Collage with modified images. Ennio Morricone photo: Gonzalo Tello. Chess photo: David Lapetina (CC BY-SA 3.0 (https://creativecommons.org/licenses/by-sa/3.0)).

Ennio Morricone is responsible for some of the most recognizable soundtracks in cinema. He’s been the go-to composer for Sergio Leone, Pier Paolo Pasolini, Brian De Palma, and many others. He’s especially renowned for his spaghetti western themes, which helped establish the mood of the genre. In 2007, Morricone received an Academy Honorary Award, and in 2016, he won an Academy Award for Best Original Score, for The Hateful Eight. Here, he discusses one of his other great passions: chess.

ENNIO MORRICONE

How about playing a round?

INTERVIEWER

Rather than playing a game, you’ll have to teach me how to play the game.

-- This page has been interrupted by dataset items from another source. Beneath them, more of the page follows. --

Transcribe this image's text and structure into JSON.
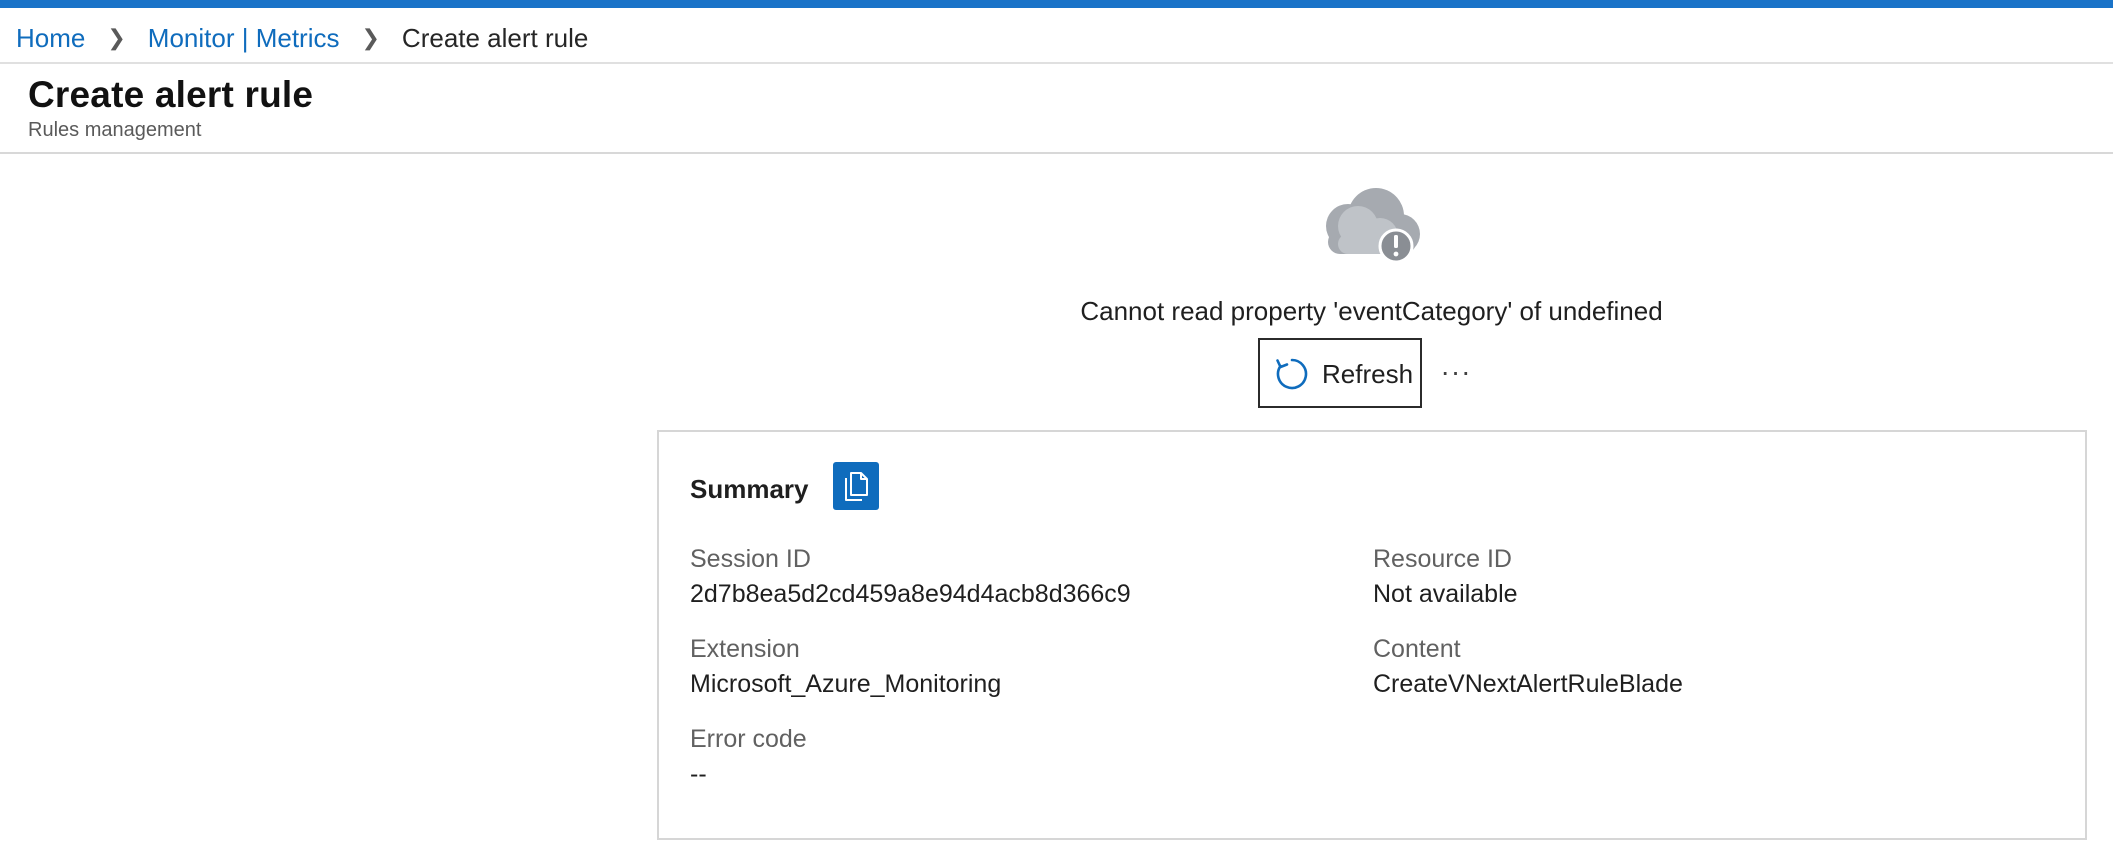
{
  "breadcrumb": {
    "items": [
      {
        "label": "Home"
      },
      {
        "label": "Monitor | Metrics"
      }
    ],
    "current": "Create alert rule"
  },
  "header": {
    "title": "Create alert rule",
    "subtitle": "Rules management"
  },
  "error": {
    "icon": "cloud-error-icon",
    "message": "Cannot read property 'eventCategory' of undefined",
    "refresh_label": "Refresh",
    "more_label": "···"
  },
  "summary": {
    "title": "Summary",
    "copy_icon": "copy-icon",
    "fields": {
      "session_id": {
        "label": "Session ID",
        "value": "2d7b8ea5d2cd459a8e94d4acb8d366c9"
      },
      "resource_id": {
        "label": "Resource ID",
        "value": "Not available"
      },
      "extension": {
        "label": "Extension",
        "value": "Microsoft_Azure_Monitoring"
      },
      "content": {
        "label": "Content",
        "value": "CreateVNextAlertRuleBlade"
      },
      "error_code": {
        "label": "Error code",
        "value": "--"
      }
    }
  },
  "colors": {
    "accent": "#1a73c8",
    "link": "#0f6cbd",
    "copy_button": "#0f6cbd",
    "cloud_back": "#a6aab0",
    "cloud_front": "#bfc3c8",
    "badge": "#8a8e94"
  }
}
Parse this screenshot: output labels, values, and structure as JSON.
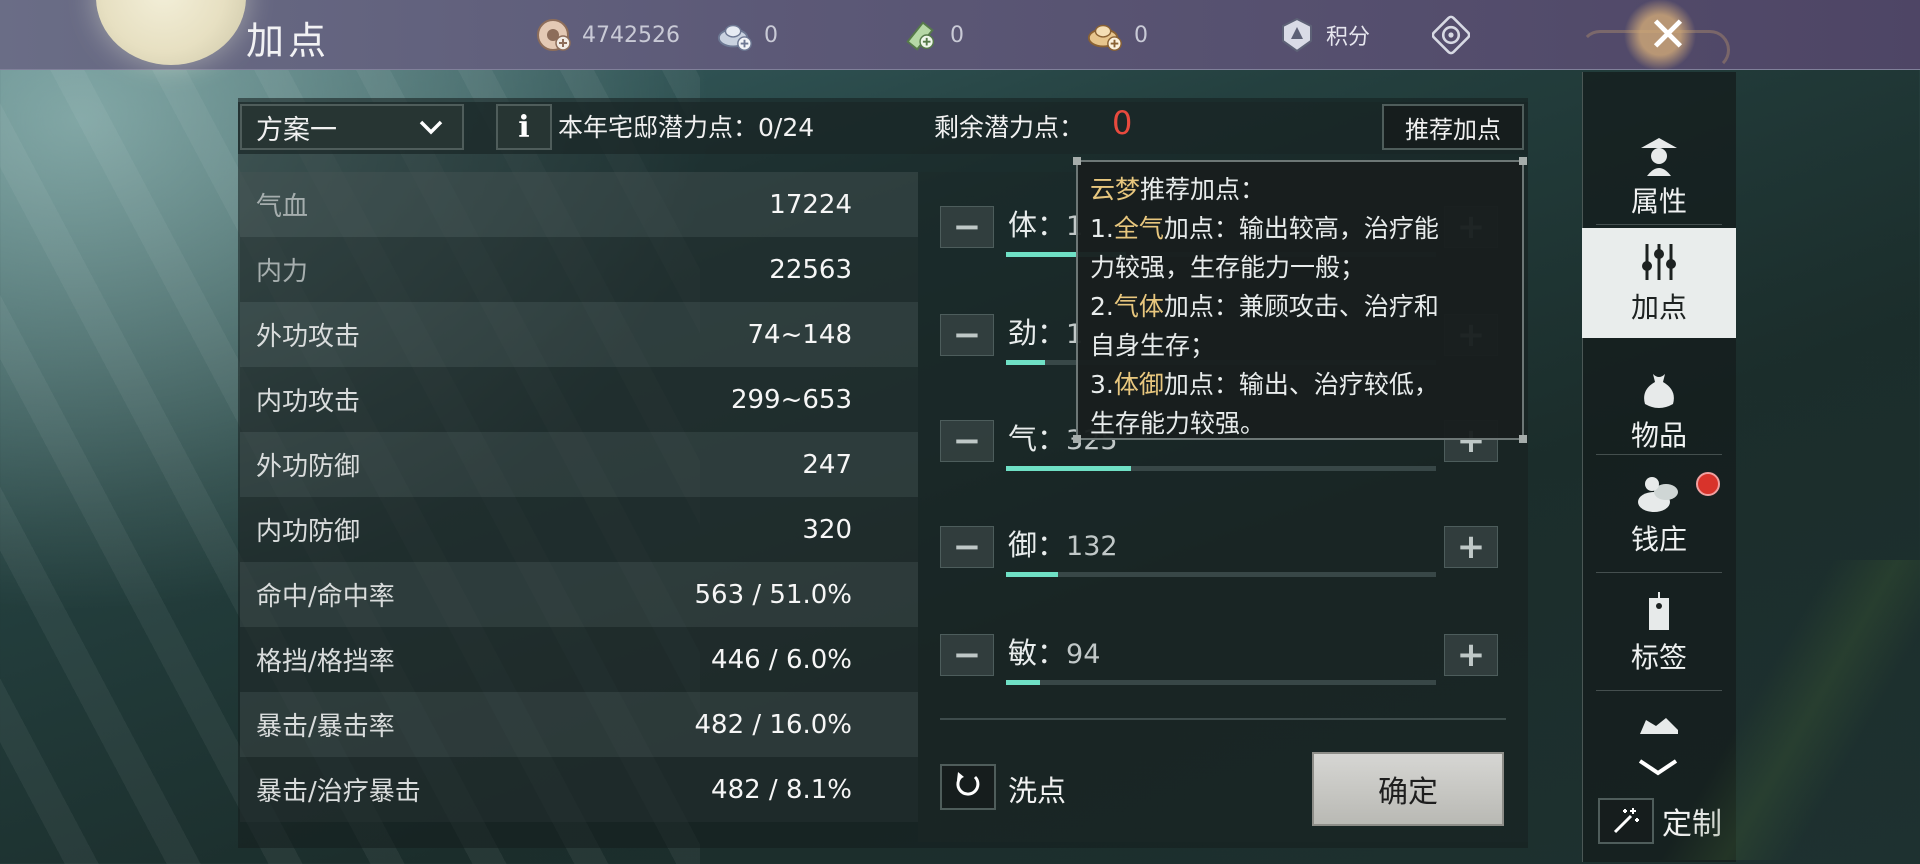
{
  "header": {
    "title": "加点",
    "currencies": [
      {
        "icon": "silver-coin-icon",
        "value": "4742526"
      },
      {
        "icon": "silver-ingot-add-icon",
        "value": "0"
      },
      {
        "icon": "green-ticket-add-icon",
        "value": "0"
      },
      {
        "icon": "gold-ingot-add-icon",
        "value": "0"
      }
    ],
    "score_label": "积分",
    "close_icon": "✕"
  },
  "toolbar": {
    "plan_selected": "方案一",
    "info_label": "i",
    "house_potential_label": "本年宅邸潜力点：0/24",
    "remaining_label": "剩余潜力点：",
    "remaining_value": "0",
    "recommend_label": "推荐加点"
  },
  "stats": [
    {
      "label": "气血",
      "value": "17224",
      "dim": true
    },
    {
      "label": "内力",
      "value": "22563",
      "dim": true
    },
    {
      "label": "外功攻击",
      "value": "74~148",
      "dim": false
    },
    {
      "label": "内功攻击",
      "value": "299~653",
      "dim": false
    },
    {
      "label": "外功防御",
      "value": "247",
      "dim": false
    },
    {
      "label": "内功防御",
      "value": "320",
      "dim": false
    },
    {
      "label": "命中/命中率",
      "value": "563 / 51.0%",
      "dim": false
    },
    {
      "label": "格挡/格挡率",
      "value": "446 / 6.0%",
      "dim": false
    },
    {
      "label": "暴击/暴击率",
      "value": "482 / 16.0%",
      "dim": false
    },
    {
      "label": "暴击/治疗暴击",
      "value": "482 / 8.1%",
      "dim": false
    }
  ],
  "attributes": [
    {
      "name": "体",
      "value": "1",
      "fill": 0.28
    },
    {
      "name": "劲",
      "value": "1",
      "fill": 0.09
    },
    {
      "name": "气",
      "value": "325",
      "fill": 0.29
    },
    {
      "name": "御",
      "value": "132",
      "fill": 0.12
    },
    {
      "name": "敏",
      "value": "94",
      "fill": 0.08
    }
  ],
  "tooltip": {
    "line1_hl": "云梦",
    "line1_rest": "推荐加点：",
    "line2_pre": "1.",
    "line2_hl": "全气",
    "line2_rest": "加点：输出较高，治疗能",
    "line3": "力较强，生存能力一般；",
    "line4_pre": "2.",
    "line4_hl": "气体",
    "line4_rest": "加点：兼顾攻击、治疗和",
    "line5": "自身生存；",
    "line6_pre": "3.",
    "line6_hl": "体御",
    "line6_rest": "加点：输出、治疗较低，",
    "line7": "生存能力较强。"
  },
  "actions": {
    "reset_label": "洗点",
    "confirm_label": "确定"
  },
  "sidenav": {
    "items": [
      {
        "label": "属性",
        "icon": "attribute-icon"
      },
      {
        "label": "加点",
        "icon": "sliders-icon"
      },
      {
        "label": "物品",
        "icon": "bag-icon"
      },
      {
        "label": "钱庄",
        "icon": "bank-icon"
      },
      {
        "label": "标签",
        "icon": "tag-icon"
      }
    ],
    "custom_label": "定制"
  },
  "colors": {
    "accent_fill": "#6fe0c5",
    "remaining_red": "#e84a3e",
    "highlight_gold": "#e8c77e",
    "active_tab_bg": "#e9edec"
  }
}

[We pull out a very elegant chessboard, which Morricone keeps on a table in the living room of his home, where we are seated.]

INTERVIEWER

What’s your first move?

MORRICONE

I usually open with the queen, so I’ll probably start with her, although once the great chess player Stefano Tatai advised me to open on E4, which reminds me a lot of the figured bass.

INTERVIEWER

Have we already started talking about music?

MORRICONE

In a certain sense … In time, I’ve discovered that strong links exist between chess and the musical notation system, set up as it is in durations and pitches.